I’m particularly excited about spending an entire afternoon in an age-old coffee house, reading books, sipping Viennese coffees, eating patisseries, people watching and feeling warm and cosy whilst outside leaves fall in the dark mist. I’m also looking forward to spending hours admiring the baroque, Gothic and Neo-Gothic architectures of the stunning city, without feeling hurried or rushing to other’s interests or schedules. It will be wonderful to explore on my own terms: wandering to wherever I feel, discovering my own hidden gems and relying on my own intuition. I feel like a grown up child. As a child I always dreamed of adventure. I loved getting lost. The world was my playground. Now, an adult, I’m hoping to re-kindle these feelings, with the added benefit of maturity, sense and instinct.
Such are my very initial impressions of solo travel. The journey is just beginning…

6 thoughts on “1st-TIME SOLO TRAVEL vs INSECURITY

    • I absolutely adored the experience! I’ve always been very independent but had just never travelled alone. It was great for me as I get very caught up in sightseeing and spend hours (days, even) in museums and exhibitions (and coffee shops!) So it was great to follow my own agenda. Can’t wait to do it again..

  1. Travelling alone can be so liberating. It can indeed be lonely (especially if you grew up in a place where doing certain things solo – like travel, dining, movies – is deemed “weird” or awkward) but I once you get used to it I find it’s lovely to walk a city on your own or cozy up in the back of a cafe/restaurant, observe people and just enjoy the experience.

    If (for whatever reason) I’m feeling insecure one day I bring along a book or my phone to keep busy, but I often find that my prop isn’t needed. It’s quite nice to fully be present, sit with my thoughts (or not think at all) and just…well…be still really. Enjoy.

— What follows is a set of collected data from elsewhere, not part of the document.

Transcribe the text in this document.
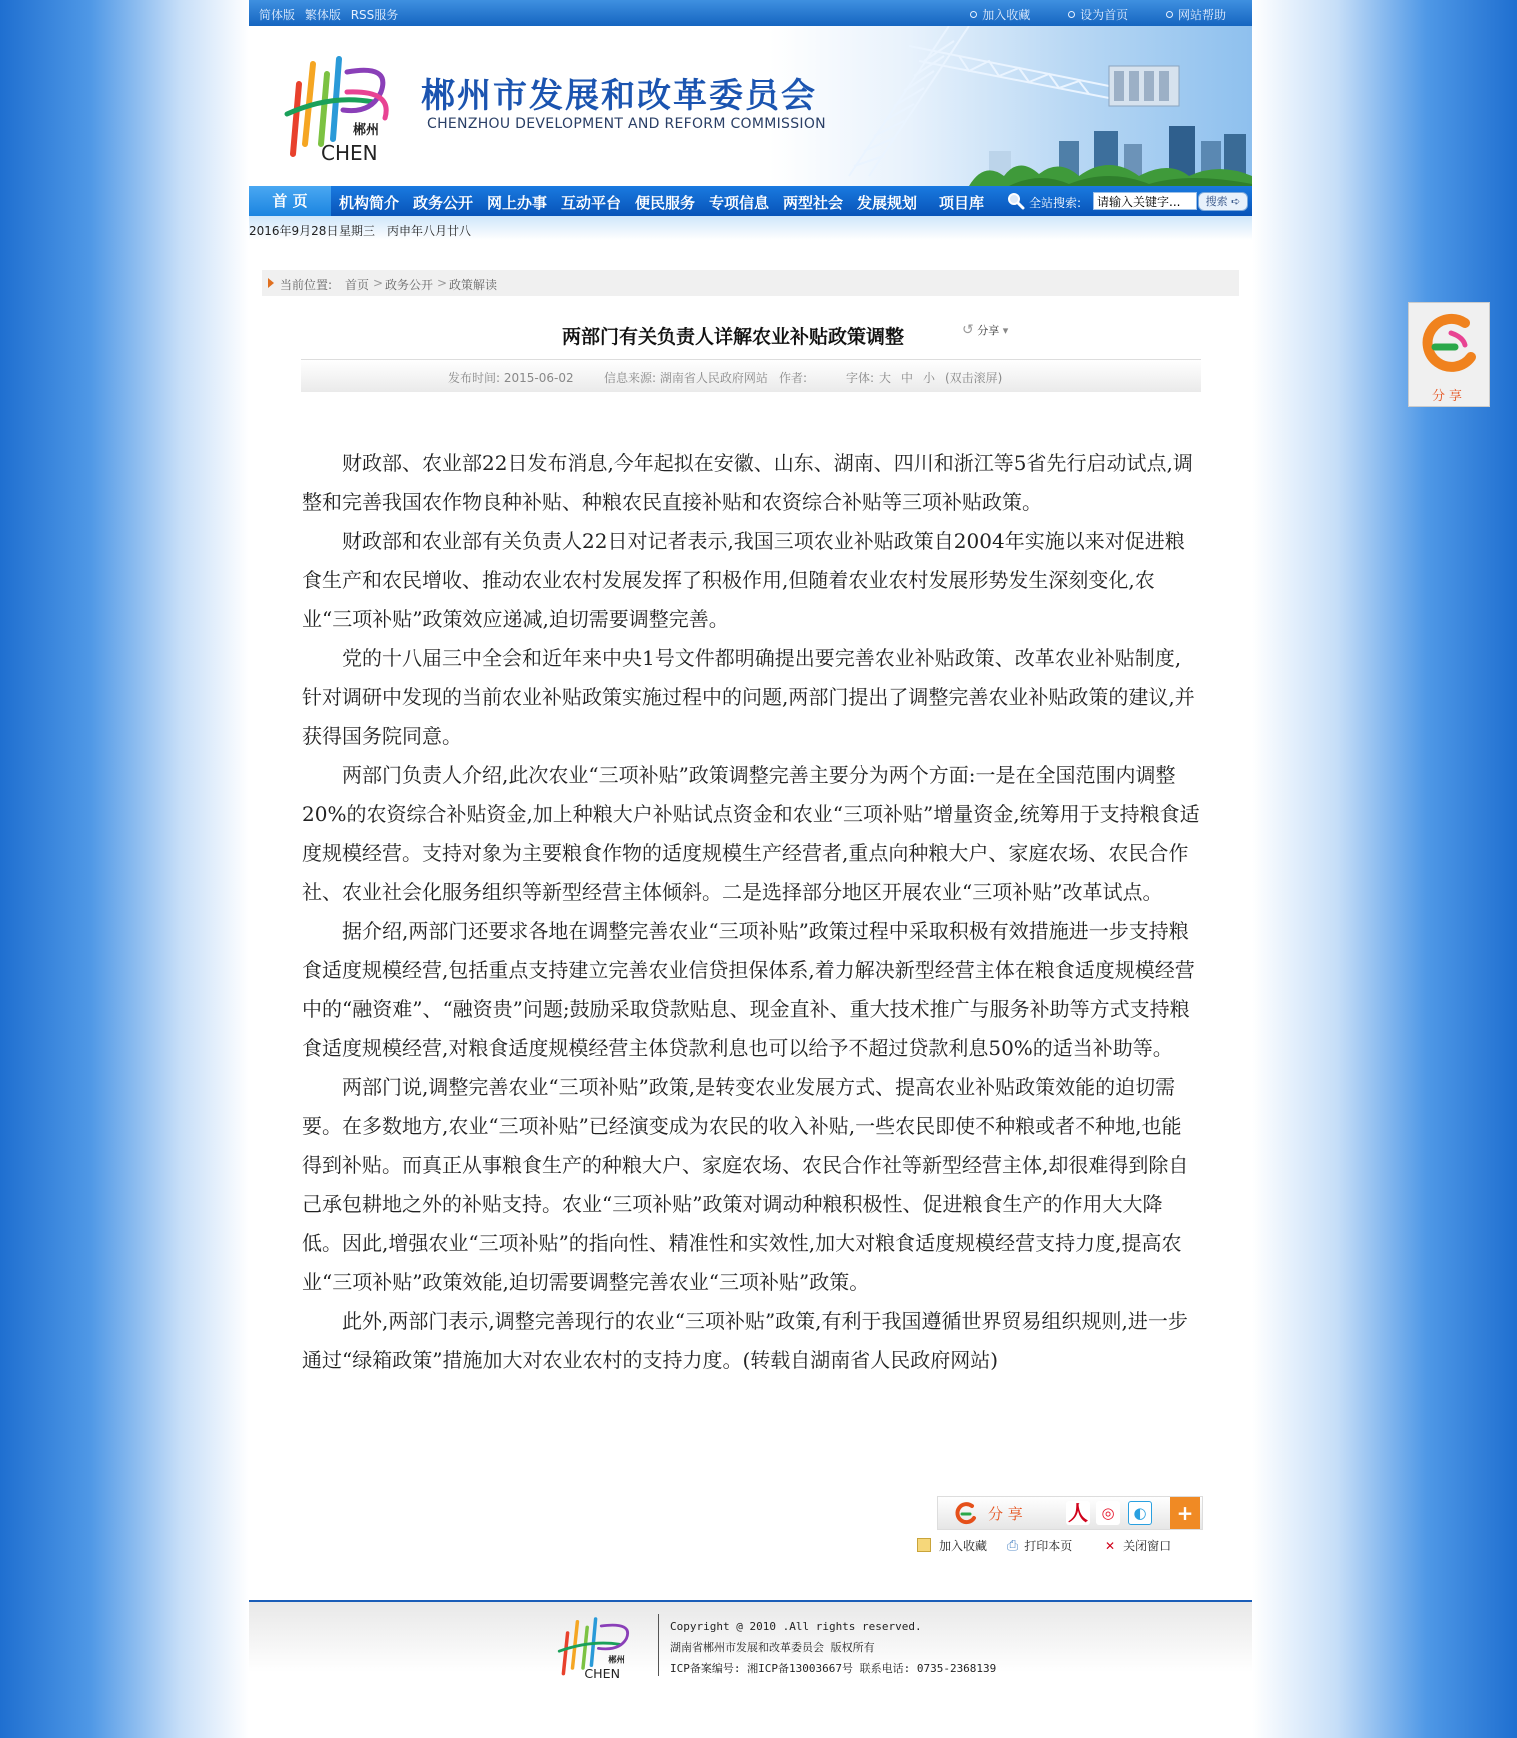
简体版 繁体版 RSS服务	加入收藏	设为首页	网站帮助
郴州
CHEN
郴州市发展和改革委员会
CHENZHOU DEVELOPMENT AND REFORM COMMISSION
首 页	机构简介 政务公开 网上办事 互动平台 便民服务 专项信息 两型社会 发展规划 项目库	全站搜索:
请输入关键字...	搜索 ➪
2016年9月28日 星期三 丙申年八月廿八
当前位置: 首页 > 政务公开 > 政策解读
两部门有关负责人详解农业补贴政策调整	↺ 分享 ▾
发布时间: 2015-06-02	信息来源: 湖南省人民政府网站 作者:	字体: 大 中 小 (双击滚屏)

财政部、农业部22日发布消息,今年起拟在安徽、山东、湖南、四川和浙江等5省先行启动试点,调整和完善我国农作物良种补贴、种粮农民直接补贴和农资综合补贴等三项补贴政策。

财政部和农业部有关负责人22日对记者表示,我国三项农业补贴政策自2004年实施以来对促进粮食生产和农民增收、推动农业农村发展发挥了积极作用,但随着农业农村发展形势发生深刻变化,农业“三项补贴”政策效应递减,迫切需要调整完善。

党的十八届三中全会和近年来中央1号文件都明确提出要完善农业补贴政策、改革农业补贴制度,针对调研中发现的当前农业补贴政策实施过程中的问题,两部门提出了调整完善农业补贴政策的建议,并获得国务院同意。

两部门负责人介绍,此次农业“三项补贴”政策调整完善主要分为两个方面:一是在全国范围内调整20%的农资综合补贴资金,加上种粮大户补贴试点资金和农业“三项补贴”增量资金,统筹用于支持粮食适度规模经营。支持对象为主要粮食作物的适度规模生产经营者,重点向种粮大户、家庭农场、农民合作社、农业社会化服务组织等新型经营主体倾斜。二是选择部分地区开展农业“三项补贴”改革试点。

据介绍,两部门还要求各地在调整完善农业“三项补贴”政策过程中采取积极有效措施进一步支持粮食适度规模经营,包括重点支持建立完善农业信贷担保体系,着力解决新型经营主体在粮食适度规模经营中的“融资难”、“融资贵”问题;鼓励采取贷款贴息、现金直补、重大技术推广与服务补助等方式支持粮食适度规模经营,对粮食适度规模经营主体贷款利息也可以给予不超过贷款利息50%的适当补助等。

两部门说,调整完善农业“三项补贴”政策,是转变农业发展方式、提高农业补贴政策效能的迫切需要。在多数地方,农业“三项补贴”已经演变成为农民的收入补贴,一些农民即使不种粮或者不种地,也能得到补贴。而真正从事粮食生产的种粮大户、家庭农场、农民合作社等新型经营主体,却很难得到除自己承包耕地之外的补贴支持。农业“三项补贴”政策对调动种粮积极性、促进粮食生产的作用大大降低。因此,增强农业“三项补贴”的指向性、精准性和实效性,加大对粮食适度规模经营支持力度,提高农业“三项补贴”政策效能,迫切需要调整完善农业“三项补贴”政策。

此外,两部门表示,调整完善现行的农业“三项补贴”政策,有利于我国遵循世界贸易组织规则,进一步通过“绿箱政策”措施加大对农业农村的支持力度。(转载自湖南省人民政府网站)

分 享 人 ◎	◐	+
加入收藏 ⎙ 打印本页	✕ 关闭窗口
郴州
CHEN
Copyright @ 2010 .All rights reserved.
湖南省郴州市发展和改革委员会 版权所有
ICP备案编号: 湘ICP备13003667号 联系电话: 0735-2368139
分享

    Good on you for your solo journey. Here’s to the many more to come! 🙂

    • It really was liberating. The very first night there I took myself off on a night tour of the city, sat in a busy coffee house when I felt like it and even had dinner in a crowded cool restaurant…alone.

      You’re right – I carried my Ipad and a book and barely even used them. People watching and drifting in and out of my own thoughts is definitely one of life’s little luxuries…I actually felt blessed to have precious ‘me’ time.

  2. Love this post!

    And you did well to choose Vienna, one of my three “heart” cities (together with Zurich & Milan). It is a stunning place, isn’t it?

    I’ve been traveling solo since the age of 16 (now I’m 33). I travel solo 90% of the time, which doesn’t mean that I don’t enjoy trips with my parents or my boyfriend. It is just that I tend to decide either independently or for work reasons to travel to a certain city, and so I end up traveling alone, which is perfectly fine with me.

    Because of what I do for a living (earlier research, now communication), I need to spend a lot of time just thinking and coming up with new ideas, and that I can only do when I’m alone, usually walking. Hence my blog’s name “flânerie” 😉

    • Miret, I have always had this insecurity. But travelling alone was so liberating! I loved it! I admire women like you who’ve done this for ages.

      Vienna was perfect to be alone. I never felt alone – my thoughts were so many and so loud they kept me occupied all the time while sightseeing and drinking coffee! Miss the coffee houses soooo much!